Complexity of Clojure's distinct + randomly generated stream

Question

What is the time complexity of an expression

(doall (take n (distinct stream)))

where stream is a lazily generated (possibly infinite) collection with duplicates?

I guess this partially depends on the amount or chance of duplicates in stream? What if stream is (repeatedly #(rand-int m))) where m >= n?

My estimation:

For every element in the resulting list there has to be at least one element realized from the stream. Multiple if the stream has duplicates. For every iteration there is a set lookup and/or insert, but since those are near constant time we get at least: O(n*~1) = O(n) and then some complexity for the duplicates. My intuition is that the complexity for the duplicates can be neglected too, but I'm not sure how to formalize this. For example, we cannot just say it is O(n*k*~1) = O(n) for some constant k since there is not an obvious maximum number k of duplicates we could encounter in the stream.

Let me demonstrate the problem with some data:

(defn stream [upper distinct-n]
  (let [counter (volatile! 0)]
    (doall (take distinct-n
                 (distinct
                  (repeatedly (fn []
                                (vswap! counter inc)
                                (rand-int upper))))))
    @counter))

(defn sample [times-n upper distinct-n]
  (->> (repeatedly times-n
                  #(stream upper distinct-n))
       frequencies
       (sort-by val)
       reverse))

(sample 10000 5 1) ;; ([1 10000])
(sample 10000 5 2) ;; ([2 8024] [3 1562] [4 334] [5 66] [6 12] [8 1] [7 1])
(sample 10000 5 3) ;; ([3 4799] [4 2898] [5 1324] [6 578] [7 236] [8 87] [9 48] [10 14] [11 10] [14 3] [12 2] [13 1])
(sample 10000 5 3) ;; ([3 4881] [4 2787] [5 1359] [6 582] [7 221] [8 107] [9 39] [10 12] [11 9] [12 1] [17 1] [13 1])
(sample 10000 5 4) ;; ([5 2258] [6 1912] [4 1909] [7 1420] [8 985] [9 565] [10 374] [11 226] [12 138] [13 89] [14 50] [15 33] [16 16] [17 9] [18 8] [20 5] [19 1] [23 1] [21 1])
(sample 10000 5 5) ;; ([8 1082] [9 1055] [7 1012] [10 952] [11 805] [6 778] [12 689] [13 558] [14 505] [5 415] [15 387] [16 338] [17 295] [18 203] [19 198] [20 148] [21 100] [22 96] [23 72] [24 53] [25 44] [26 40] [28 35] [27 31] [29 19] [30 16] [31 15] [32 13] [35 10] [34 6] [33 6] [42 3] [38 3] [45 3] [36 3] [37 2] [39 2] [52 1] [66 1] [51 1] [44 1] [41 1] [50 1] [60 1] [58 1])
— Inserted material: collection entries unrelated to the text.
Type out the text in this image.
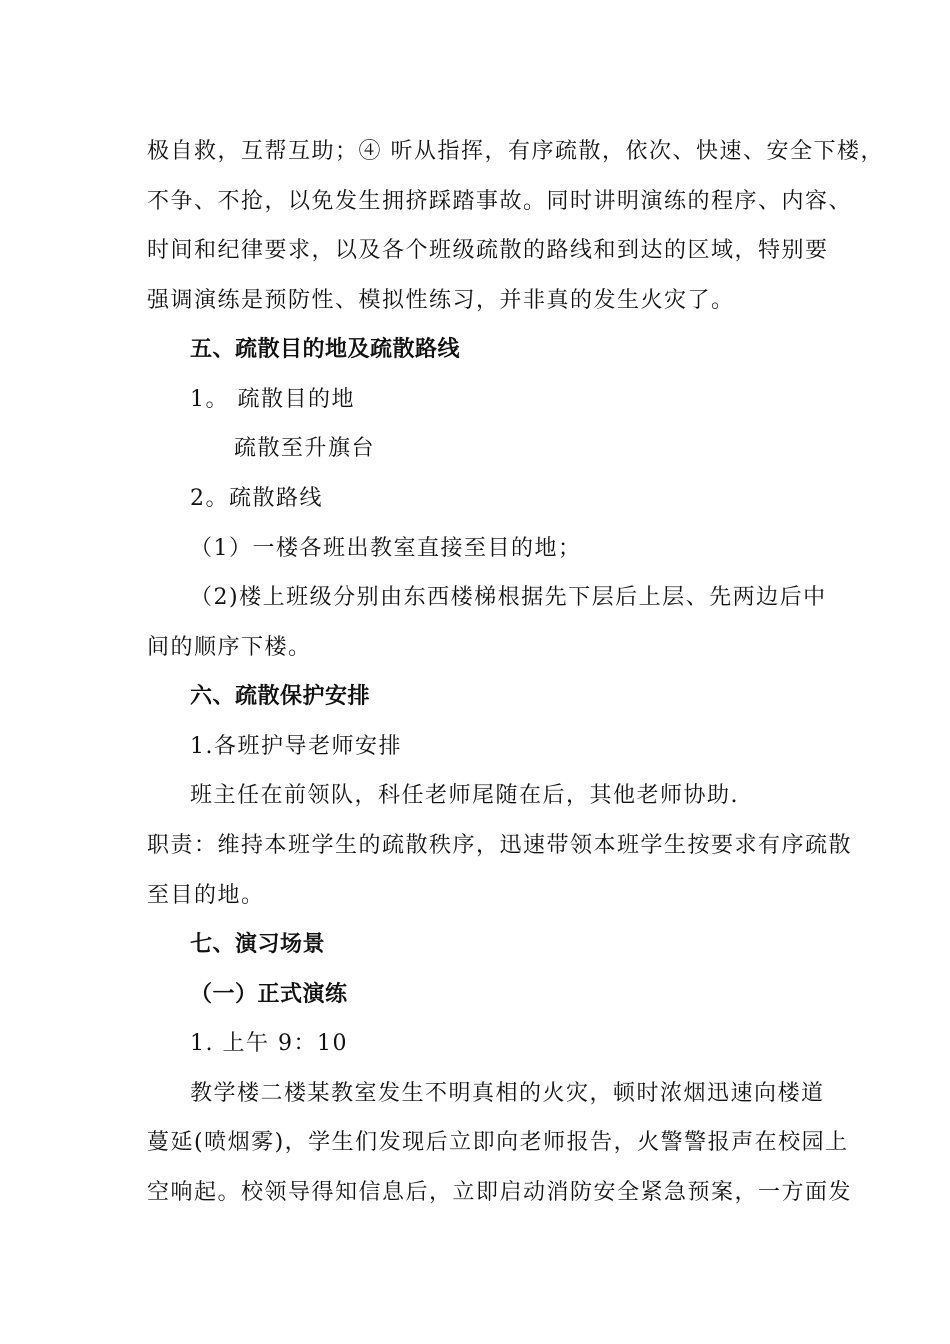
极自救，互帮互助；④ 听从指挥，有序疏散，依次、快速、安全下楼，
不争、不抢，以免发生拥挤踩踏事故。同时讲明演练的程序、内容、
时间和纪律要求，以及各个班级疏散的路线和到达的区域，特别要
强调演练是预防性、模拟性练习，并非真的发生火灾了。
五、疏散目的地及疏散路线
1。 疏散目的地
疏散至升旗台
2。疏散路线
（1）一楼各班出教室直接至目的地；
（2)楼上班级分别由东西楼梯根据先下层后上层、先两边后中
间的顺序下楼。
六、疏散保护安排
1.各班护导老师安排
班主任在前领队，科任老师尾随在后，其他老师协助.
职责：维持本班学生的疏散秩序，迅速带领本班学生按要求有序疏散
至目的地。
七、演习场景
（一）正式演练
1. 上午 9：10
教学楼二楼某教室发生不明真相的火灾，顿时浓烟迅速向楼道
蔓延(喷烟雾)，学生们发现后立即向老师报告，火警警报声在校园上
空响起。校领导得知信息后，立即启动消防安全紧急预案，一方面发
Note that for the last sample the number of iterations distinct can go up to 66, although the chance is small. Also notice that for increasing n in (sample 10000 n n) the most likely number of realized elements from the stream seems to go up more than linearly.
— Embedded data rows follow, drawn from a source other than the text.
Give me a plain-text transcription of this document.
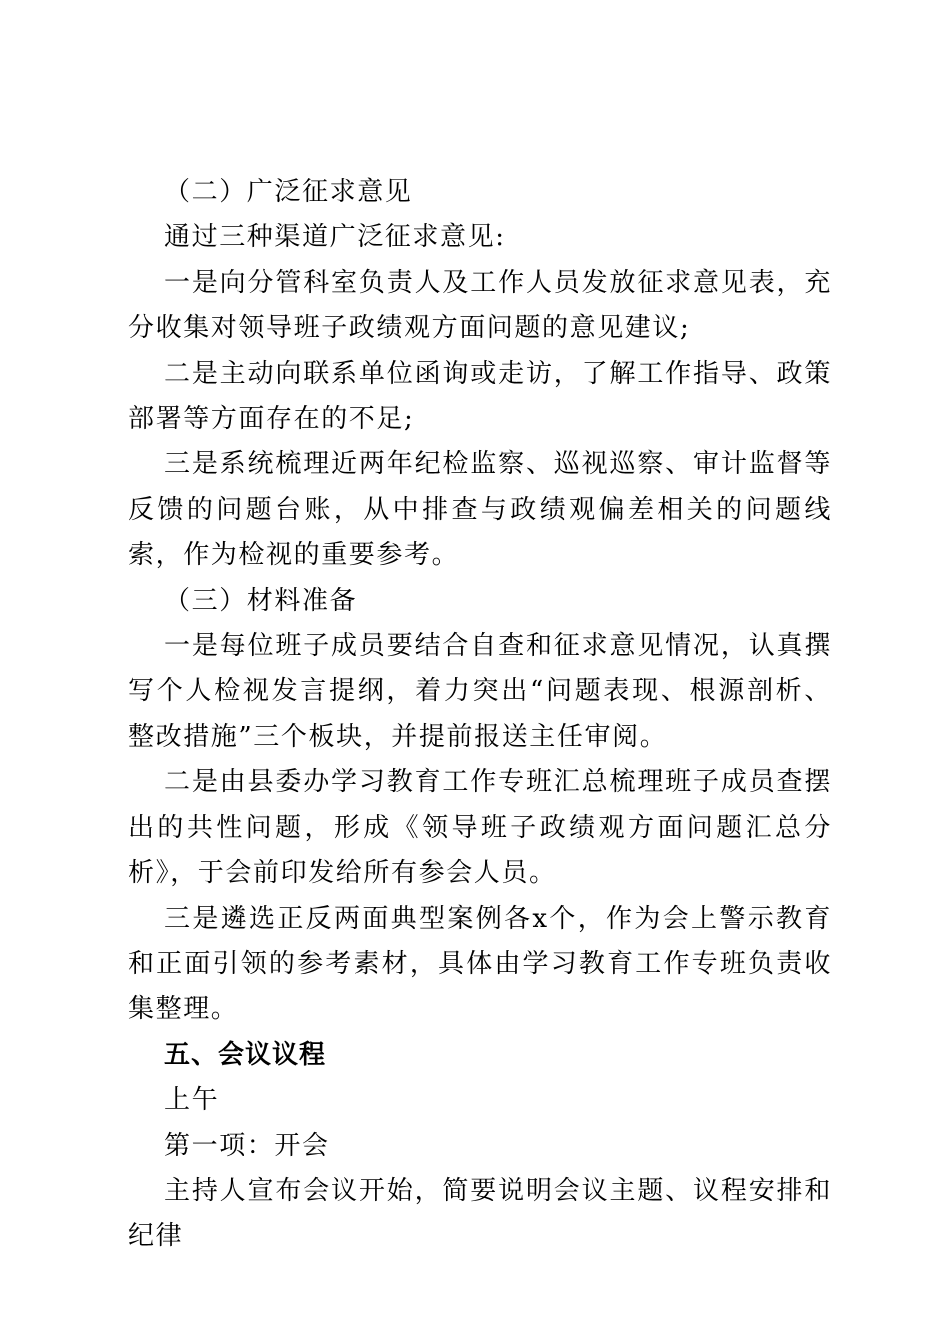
（二）广泛征求意见

通过三种渠道广泛征求意见:

一是向分管科室负责人及工作人员发放征求意见表，充分收集对领导班子政绩观方面问题的意见建议;

二是主动向联系单位函询或走访，了解工作指导、政策部署等方面存在的不足;

三是系统梳理近两年纪检监察、巡视巡察、审计监督等反馈的问题台账，从中排查与政绩观偏差相关的问题线索，作为检视的重要参考。

（三）材料准备

一是每位班子成员要结合自查和征求意见情况，认真撰写个人检视发言提纲，着力突出“问题表现、根源剖析、整改措施”三个板块，并提前报送主任审阅。

二是由县委办学习教育工作专班汇总梳理班子成员查摆出的共性问题，形成《领导班子政绩观方面问题汇总分析》，于会前印发给所有参会人员。

三是遴选正反两面典型案例各x个，作为会上警示教育和正面引领的参考素材，具体由学习教育工作专班负责收集整理。

五、会议议程

上午

第一项：开会

主持人宣布会议开始，简要说明会议主题、议程安排和纪律
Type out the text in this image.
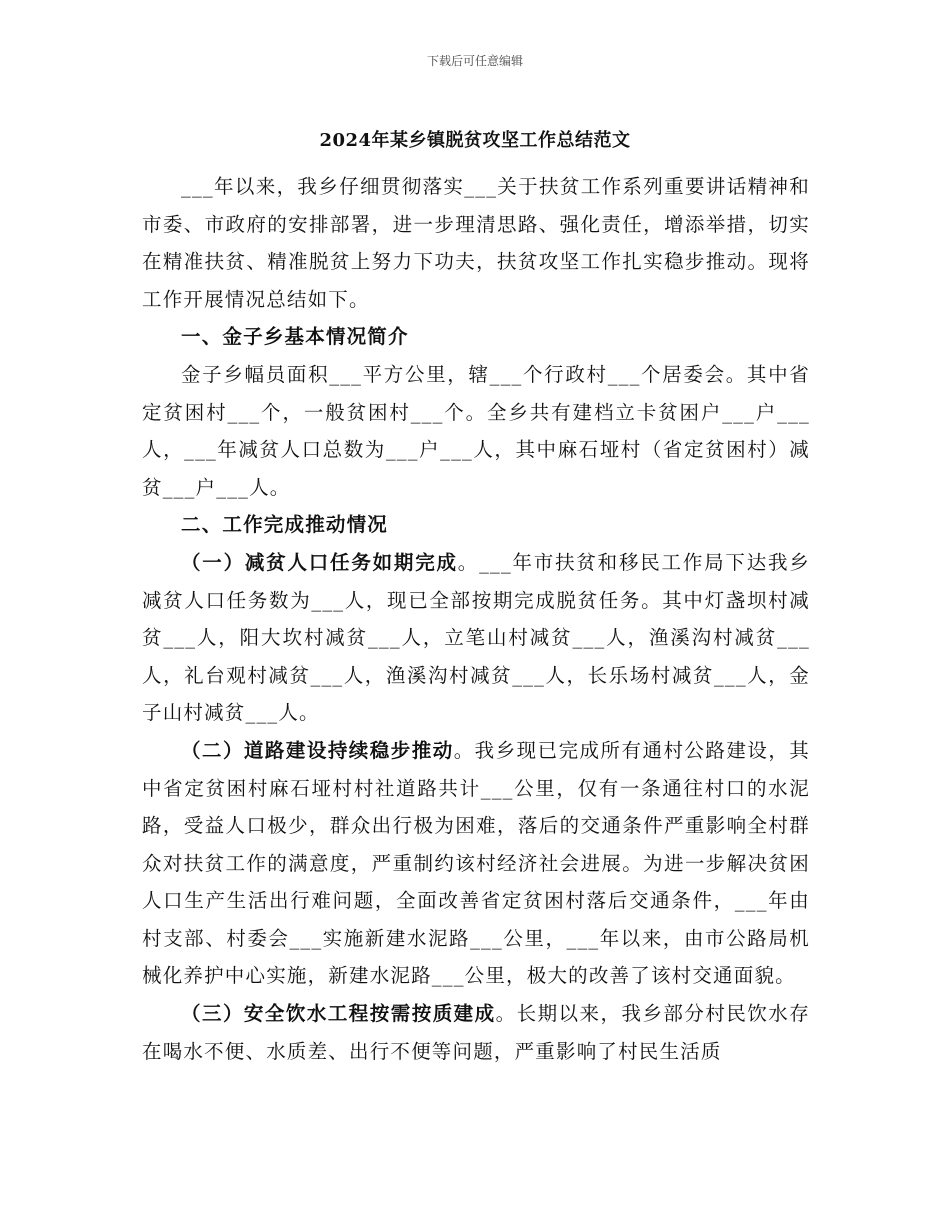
下载后可任意编辑
2024年某乡镇脱贫攻坚工作总结范文

___年以来，我乡仔细贯彻落实___关于扶贫工作系列重要讲话精神和市委、市政府的安排部署，进一步理清思路、强化责任，增添举措，切实在精准扶贫、精准脱贫上努力下功夫，扶贫攻坚工作扎实稳步推动。现将工作开展情况总结如下。

一、金子乡基本情况简介

金子乡幅员面积___平方公里，辖___个行政村___个居委会。其中省定贫困村___个，一般贫困村___个。全乡共有建档立卡贫困户___户___人，___年减贫人口总数为___户___人，其中麻石垭村（省定贫困村）减贫___户___人。

二、工作完成推动情况

（一）减贫人口任务如期完成。___年市扶贫和移民工作局下达我乡减贫人口任务数为___人，现已全部按期完成脱贫任务。其中灯盏坝村减贫___人，阳大坎村减贫___人，立笔山村减贫___人，渔溪沟村减贫___人，礼台观村减贫___人，渔溪沟村减贫___人，长乐场村减贫___人，金子山村减贫___人。

（二）道路建设持续稳步推动。我乡现已完成所有通村公路建设，其中省定贫困村麻石垭村村社道路共计___公里，仅有一条通往村口的水泥路，受益人口极少，群众出行极为困难，落后的交通条件严重影响全村群众对扶贫工作的满意度，严重制约该村经济社会进展。为进一步解决贫困人口生产生活出行难问题，全面改善省定贫困村落后交通条件，___年由村支部、村委会___实施新建水泥路___公里，___年以来，由市公路局机械化养护中心实施，新建水泥路___公里，极大的改善了该村交通面貌。

（三）安全饮水工程按需按质建成。长期以来，我乡部分村民饮水存在喝水不便、水质差、出行不便等问题，严重影响了村民生活质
This chart illustrates the number of realized elements from the input (most common occurance from 10000 samples) in (doall (take n (repeatedly #(rand-int m))) for various numbers of n and m.

For completeness, here is the code I used to generate the chart:

(require '[com.hypirion.clj-xchart :as c])

(defn most-common [times-n upper distinct-n]
  (->> (repeatedly times-n
                   #(stream upper distinct-n))
       frequencies
       (sort-by #(- (val %)))
       ffirst))

(defn series [m]
  {(str "m = " m)
   (let [x (range 1 (inc m))]
     {:x x
      :y (map #(most-common 10000 m %)
              x)})})

(c/view
 (c/xy-chart
  (merge (series 10)
         (series 25)
         (series 50)
         (series 100))
  {:x-axis {:title "n"}
   :y-axis {:title "realized"}}))

Answer 1

Your problem is known as the Coupon collectors problem and the expected number of elements is given by just summing up m/m + m/(m-1) ... until you have your n items:

(defn general-coupon-collector-expect
  "n: Cardinality of resulting set (# of uniuque coupons to collect)
   m: Cardinality of set to draw from (#coupons that exist)"
  [n m]
  {:pre [(<= n m)]}
  (double (apply + (mapv / (repeat m) (range m (- m n) -1)))))
(general-coupon-collector-expect 25 25)
;; => 95
;; This generates the data for you plot:
(for [x (range 10 101 5)]
  (general-coupon-collector-expect x 100))

Worst case will be infinite. Best case will be just N. Average case is O(N log N). This ignores the complexity of checking if an element has already been drawn. In practice it is Log_32 N for clojure sets (which is used in distinct).